Regulatory scrutiny of employee data exfiltration is also extending beyond traditional contractual and intellectual property claims. The focus is increasingly on how organisations detect, escalate and respond to such incidents in practice. Effective responses require close coordination between legal, data security and governance functions, supported by early preservation of digital evidence and clear escalation pathways to enable timely regulatory engagement. This, in turn, reinforces the importance of integrating technical controls, forensic capability and legal response planning across the employment lifecycle rather than treating data theft as a purely post‑departure issue.

What boards need to know about converging workplace regulation

The next phase of workplace regulation is defined by convergence. As technology, data use, wage integrity and safety obligations are increasingly assessed as interconnected systems, the focus of regulatory scrutiny is shifting away from policy design and toward operational effectiveness. Boards are being judged less on articulated intent and more on whether governance, data and control frameworks function reliably across the full lifecycle of work.

This expectations shift extends beyond technology and people risk to financial exposure.
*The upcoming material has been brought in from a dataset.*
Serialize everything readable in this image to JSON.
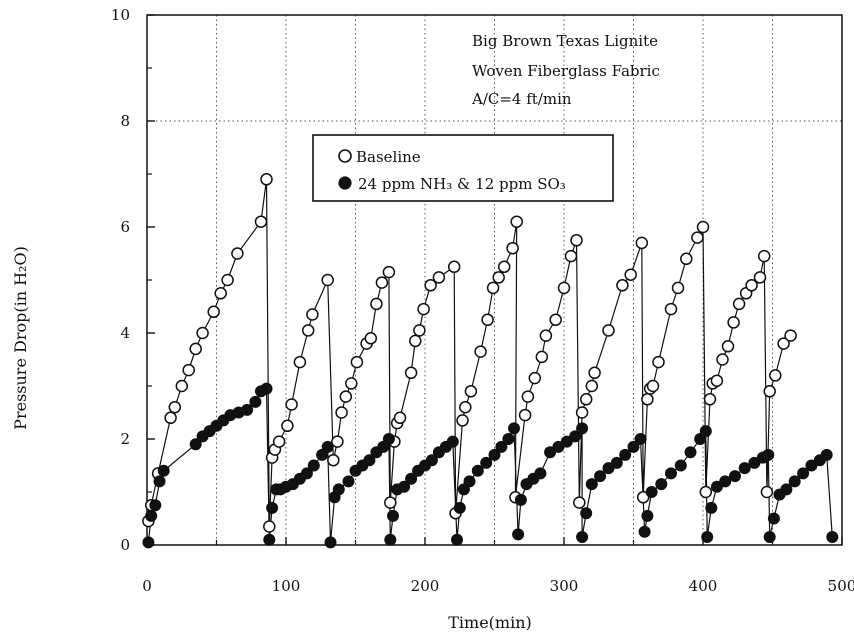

Entitlements risk – including accrued leave, superannuation and termination liabilities – is now widely recognised as a balance‑sheet and liquidity issue, requiring proactive oversight rather than reactive remediation during periods of change or stress. Taken together, these developments reinforce a clear message: organisations that integrate controls across disciplines, anticipate regulatory interaction and can demonstrate that systems work in practice will be better placed to manage risk, meet evolving regulatory, workforce and stakeholder expectations, and mitigate reputational harm.